A FAULTY numberplate led police to hundreds of pounds of cocaine and heroin, York Crown Court heard.

Petty thief Graham Swallow, 46, fell off his motocross bike when police tried to pull him over to discuss his numberplate, said Eddison Flint, prosecuting.

He had a package with 28.3g of cocaine and 28.9g of heroin he was taking from one place to another for drug dealers. Together the drugs were worth up to £2,000.

He also had a corded bracelet with a small blade on it.

He told police: “I didn’t want to do it” and that he was terrified of the drug dealers, said Mr Flint.

Defence solicitor advocate Graham Parkin said after his arrest Swallow refused to carry more drugs.

He had been beaten up so badly he had spent two or three days in hospital.

He had also been hospitalised for abscesses and been told he could lose a leg.

He would be “extremely” vulnerable in prison because of the contacts drug dealers have, said the solicitor advocate.

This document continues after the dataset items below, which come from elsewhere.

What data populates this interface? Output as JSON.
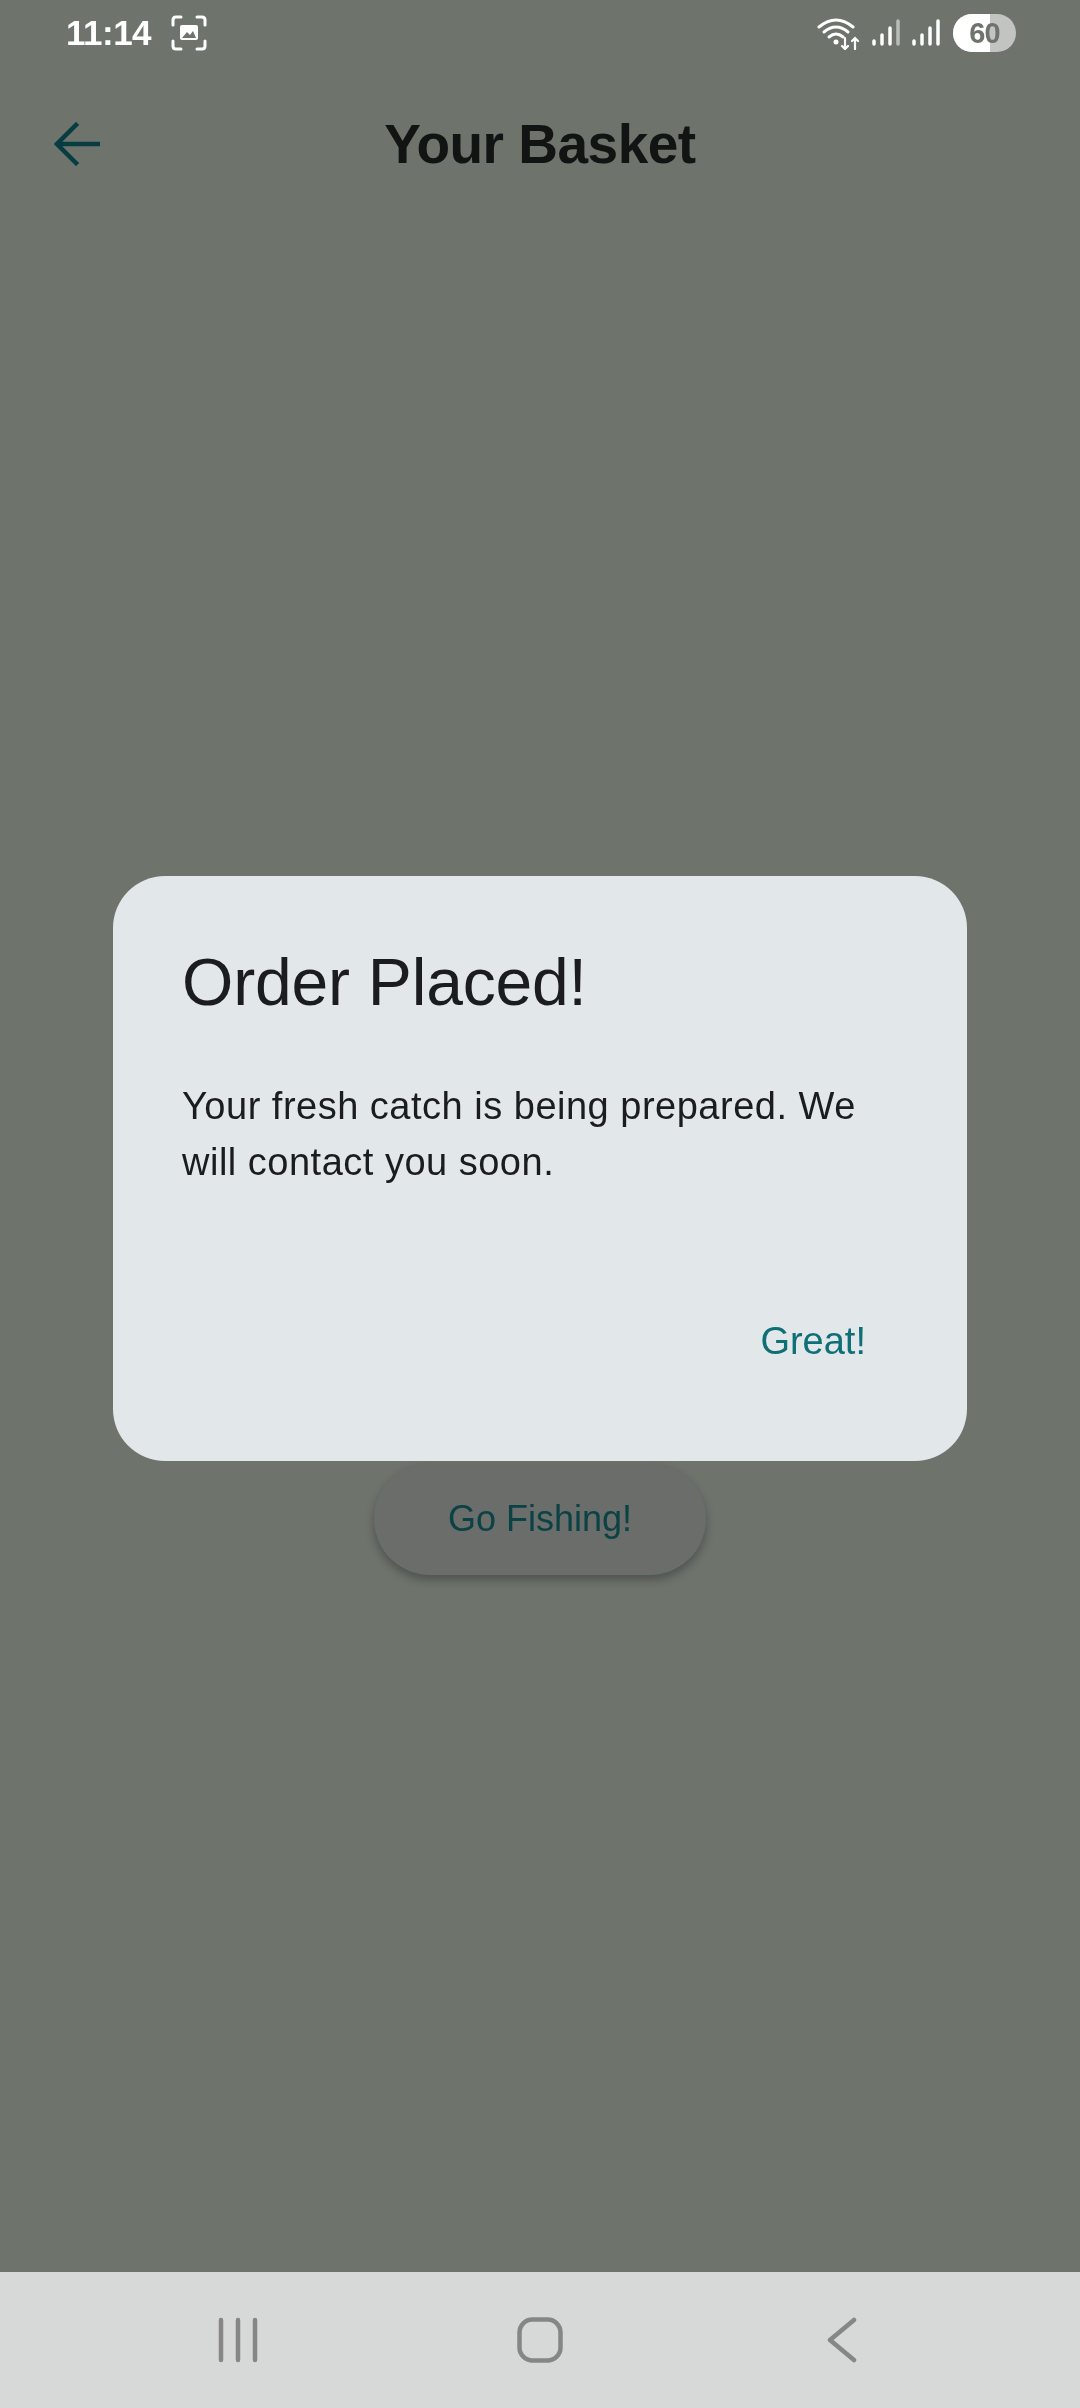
{
  "status_bar": {
    "time": "11:14",
    "battery": "60"
  },
  "header": {
    "title": "Your Basket"
  },
  "content": {
    "button": "Go Fishing!"
  },
  "dialog": {
    "title": "Order Placed!",
    "message": "Your fresh catch is being prepared. We will contact you soon.",
    "action": "Great!"
  }
}
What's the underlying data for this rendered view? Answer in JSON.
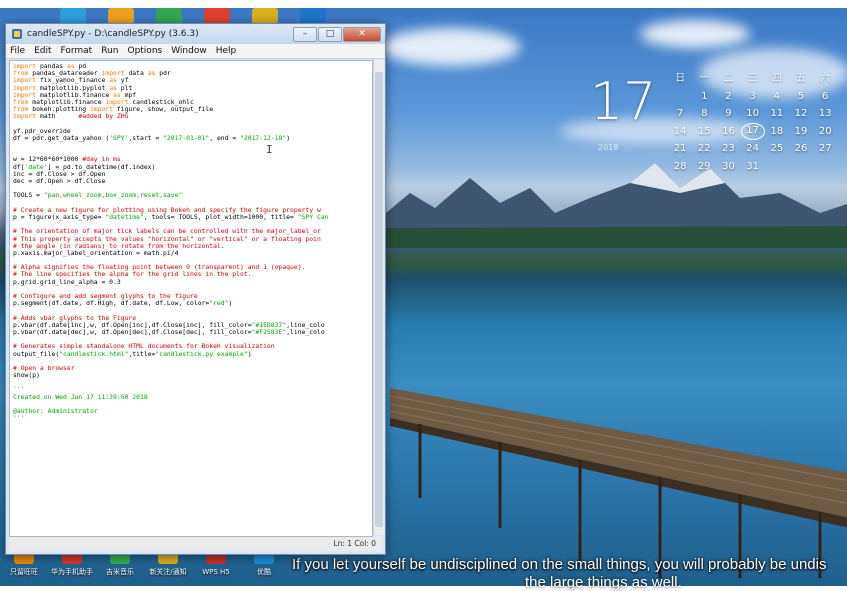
{
  "window": {
    "title": "candleSPY.py - D:\\candleSPY.py (3.6.3)",
    "min_label": "–",
    "max_label": "□",
    "close_label": "✕",
    "menus": [
      "File",
      "Edit",
      "Format",
      "Run",
      "Options",
      "Window",
      "Help"
    ],
    "status": "Ln: 1   Col: 0"
  },
  "code_lines": [
    [
      [
        "import",
        "kw"
      ],
      [
        " pandas ",
        "df"
      ],
      [
        "as",
        "kw"
      ],
      [
        " pd",
        "df"
      ]
    ],
    [
      [
        "from",
        "kw"
      ],
      [
        " pandas_datareader ",
        "df"
      ],
      [
        "import",
        "kw"
      ],
      [
        " data ",
        "df"
      ],
      [
        "as",
        "kw"
      ],
      [
        " pdr",
        "df"
      ]
    ],
    [
      [
        "import",
        "kw"
      ],
      [
        " fix_yahoo_finance ",
        "df"
      ],
      [
        "as",
        "kw"
      ],
      [
        " yf",
        "df"
      ]
    ],
    [
      [
        "import",
        "kw"
      ],
      [
        " matplotlib.pyplot ",
        "df"
      ],
      [
        "as",
        "kw"
      ],
      [
        " plt",
        "df"
      ]
    ],
    [
      [
        "import",
        "kw"
      ],
      [
        " matplotlib.finance ",
        "df"
      ],
      [
        "as",
        "kw"
      ],
      [
        " mpf",
        "df"
      ]
    ],
    [
      [
        "from",
        "kw"
      ],
      [
        " matplotlib.finance ",
        "df"
      ],
      [
        "import",
        "kw"
      ],
      [
        " candlestick_ohlc",
        "df"
      ]
    ],
    [
      [
        "from",
        "kw"
      ],
      [
        " bokeh.plotting ",
        "df"
      ],
      [
        "import",
        "kw"
      ],
      [
        " figure, show, output_file",
        "df"
      ]
    ],
    [
      [
        "import",
        "kw"
      ],
      [
        " math      ",
        "df"
      ],
      [
        "#added by ZHG",
        "cm"
      ]
    ],
    [
      [
        "",
        ""
      ]
    ],
    [
      [
        "yf.pdr_override",
        "df"
      ]
    ],
    [
      [
        "df = pdr.get_data_yahoo (",
        "df"
      ],
      [
        "'SPY'",
        "st"
      ],
      [
        ",start = ",
        "df"
      ],
      [
        "\"2017-01-01\"",
        "st"
      ],
      [
        ", end = ",
        "df"
      ],
      [
        "\"2017-12-18\"",
        "st"
      ],
      [
        ")",
        "df"
      ]
    ],
    [
      [
        "",
        ""
      ]
    ],
    [
      [
        "",
        ""
      ]
    ],
    [
      [
        "w = 12*60*60*1000 ",
        "df"
      ],
      [
        "#day in ms",
        "cm"
      ]
    ],
    [
      [
        "df[",
        "df"
      ],
      [
        "'date'",
        "st"
      ],
      [
        "] = pd.to_datetime(df.index)",
        "df"
      ]
    ],
    [
      [
        "inc = df.Close > df.Open",
        "df"
      ]
    ],
    [
      [
        "dec = df.Open > df.Close",
        "df"
      ]
    ],
    [
      [
        "",
        ""
      ]
    ],
    [
      [
        "TOOLS = ",
        "df"
      ],
      [
        "\"pan,wheel_zoom,box_zoom,reset,save\"",
        "st"
      ]
    ],
    [
      [
        "",
        ""
      ]
    ],
    [
      [
        "# Create a new figure for plotting using Bokeh and specify the figure property w",
        "cm"
      ]
    ],
    [
      [
        "p = figure(x_axis_type= ",
        "df"
      ],
      [
        "\"datetime\"",
        "st"
      ],
      [
        ", tools= TOOLS, plot_width=1000, title= ",
        "df"
      ],
      [
        "\"SPY Can",
        "st"
      ]
    ],
    [
      [
        "",
        ""
      ]
    ],
    [
      [
        "# The orientation of major tick labels can be controlled with the major_label_or",
        "cm"
      ]
    ],
    [
      [
        "# This property accepts the values \"horizontal\" or \"vertical\" or a floating poin",
        "cm"
      ]
    ],
    [
      [
        "# the angle (in radians) to rotate from the horizontal.",
        "cm"
      ]
    ],
    [
      [
        "p.xaxis.major_label_orientation = math.pi/4",
        "df"
      ]
    ],
    [
      [
        "",
        ""
      ]
    ],
    [
      [
        "# Alpha signifies the floating point between 0 (transparent) and 1 (opaque).",
        "cm"
      ]
    ],
    [
      [
        "# The line specifies the alpha for the grid lines in the plot.",
        "cm"
      ]
    ],
    [
      [
        "p.grid.grid_line_alpha = 0.3",
        "df"
      ]
    ],
    [
      [
        "",
        ""
      ]
    ],
    [
      [
        "# Configure and add segment glyphs to the figure",
        "cm"
      ]
    ],
    [
      [
        "p.segment(df.date, df.High, df.date, df.Low, color=",
        "df"
      ],
      [
        "\"red\"",
        "st"
      ],
      [
        ")",
        "df"
      ]
    ],
    [
      [
        "",
        ""
      ]
    ],
    [
      [
        "# Adds vbar glyphs to the Figure",
        "cm"
      ]
    ],
    [
      [
        "p.vbar(df.date[inc],w, df.Open[inc],df.Close[inc], fill_color=",
        "df"
      ],
      [
        "\"#1ED837\"",
        "st"
      ],
      [
        ",line_colo",
        "df"
      ]
    ],
    [
      [
        "p.vbar(df.date[dec],w, df.Open[dec],df.Close[dec], fill_color=",
        "df"
      ],
      [
        "\"#F2583E\"",
        "st"
      ],
      [
        ",line_colo",
        "df"
      ]
    ],
    [
      [
        "",
        ""
      ]
    ],
    [
      [
        "# Generates simple standalone HTML documents for Bokeh visualization",
        "cm"
      ]
    ],
    [
      [
        "output_file(",
        "df"
      ],
      [
        "\"candlestick.html\"",
        "st"
      ],
      [
        ",title=",
        "df"
      ],
      [
        "\"candlestick.py example\"",
        "st"
      ],
      [
        ")",
        "df"
      ]
    ],
    [
      [
        "",
        ""
      ]
    ],
    [
      [
        "# Open a browser",
        "cm"
      ]
    ],
    [
      [
        "show(p)",
        "df"
      ]
    ],
    [
      [
        "",
        ""
      ]
    ],
    [
      [
        "'''",
        "st"
      ]
    ],
    [
      [
        "Created on Wed Jan 17 11:39:50 2018",
        "st"
      ]
    ],
    [
      [
        "",
        ""
      ]
    ],
    [
      [
        "@author: Administrator",
        "st"
      ]
    ],
    [
      [
        "'''",
        "st"
      ]
    ]
  ],
  "calendar": {
    "big_date": "17",
    "note": "2018",
    "weekday_headers": [
      "日",
      "一",
      "二",
      "三",
      "四",
      "五",
      "六"
    ],
    "weeks": [
      [
        "",
        "1",
        "2",
        "3",
        "4",
        "5",
        "6"
      ],
      [
        "7",
        "8",
        "9",
        "10",
        "11",
        "12",
        "13"
      ],
      [
        "14",
        "15",
        "16",
        "17",
        "18",
        "19",
        "20"
      ],
      [
        "21",
        "22",
        "23",
        "24",
        "25",
        "26",
        "27"
      ],
      [
        "28",
        "29",
        "30",
        "31",
        "",
        "",
        ""
      ]
    ],
    "today": "17"
  },
  "desktop_icons": [
    {
      "label": "只留旺旺",
      "color": "#f08a00"
    },
    {
      "label": "华为手机助手",
      "color": "#d9372c"
    },
    {
      "label": "吉米音乐",
      "color": "#35b050"
    },
    {
      "label": "新关注/通知\n文件夹",
      "color": "#e6b020"
    },
    {
      "label": "WPS H5",
      "color": "#c9332a"
    },
    {
      "label": "优酷",
      "color": "#1f8fe0"
    }
  ],
  "top_icon_colors": [
    "#2e9fe0",
    "#f0a020",
    "#34a853",
    "#e04030",
    "#d9b020",
    "#1d77c9"
  ],
  "subtitle_line1": "If you let yourself be undisciplined on the small things, you will probably be undis",
  "subtitle_line2": "the large things as well."
}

Swallow, then of no fixed abode and now of a village in Selby district, pleaded guilty to possessing heroin and cocaine with intent and carrying a blade in public.

“Ordinarily you are a petty thief and drug user, but you got into debt and it is quite clear ….. you were being forced into moving drugs for your dealer from A to B”, the Recorder of York, Judge Sean Morris, told him.

He passed a two-year prison sentence suspended for two years on condition Swallow does a 12-month drug rehabilitation requirement and 20 days’ rehabilitative activities.

“It is a wholly exceptional sentence,” he said.

The judge said was Swallow’s first serious drug conviction, he now had stable accommodation for the first time in many years, a charity was ensuring his safety on a daily basis and he had physical health problems.

Mr Flint said Swallow told police he had run up drug debts of several thousand pounds.

Mr Parkin said Swallow was motivated to kick his drug habit because of his medical problems.